THERE WAS ONCE A BOY WHO OUTRAN LIONS. He said he knew lions. He said he understood what made them tick.
The boy would provoke the lions in the open plains, grab their attention from a distance, wait until they started to pursue and then break into a sprint. The lions would cut the distance quickly and get so close that they would slobber on his heels, but the boy would always get away.
People didn’t understand him. They worried for him, envied his courage and cursed his arrogance. Some would approach him in awe and some would inquire as to his method of escape. He would say a lion slept in his house at night and in his dreams he lived in the jungle and fought beasts of every design. He would say that in his dreams he fought giants and goblins, wolves and dark spirits, packs of grizzly bears and clouds of fire that floated through the air.
The boy grew older and kept outrunning the lions. Everyone around him just accepted this odd nuance in behavior. No one spoke about it anymore. No one asked him how he did it. No one was impressed. Some began to worry.
It was at this time that the boy began to change. He no longer loved to outrun the lions, although he would continue to perform the act. He looked angry and mean, tortured and toxic, creeping across the plains with dark eyes. Some began to say that if you stared closely upon his face as he ran, you could see a laugh turn into a cry and return in a flash.
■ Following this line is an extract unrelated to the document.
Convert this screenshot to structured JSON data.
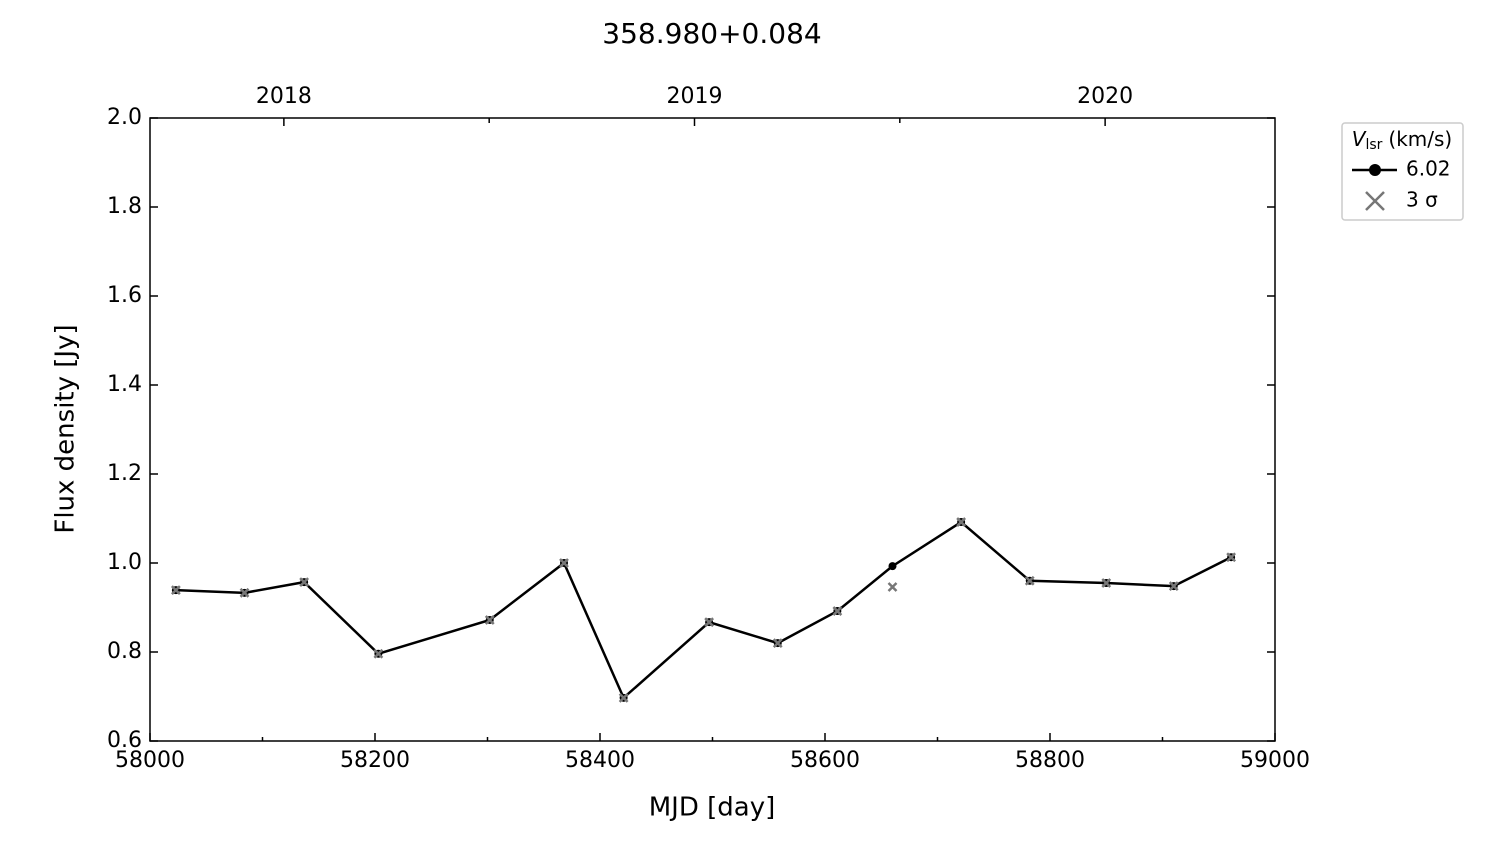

He began to feel as though he was chasing something. Something he couldn’t even see. Something he would never get to. But, each day, as if he were internally programmed, he returned to the plains and outran the lions. Each day the lions caught up to him quickly, and slobbered on his heels before he got away.
One day, he felt nothing on his heels, though. The next day, he felt nothing once again. The third day he peaked over his shoulder at the moment he thought the lion would be closest and nothing was there. He stopped on a dime, spun around, noticed one man who’d been watching him—a man who had watched him many times before—and then froze for a second.
He walked over to the creek and looked at his flowing reflection. On his face had grown whiskers of hair, his glare had grown wild, his cheek bones clenched. He had become the lion.
As he returned home, he began to remember, in bits and pieces, all of the things he had once wanted to do before he got lost chasing after himself.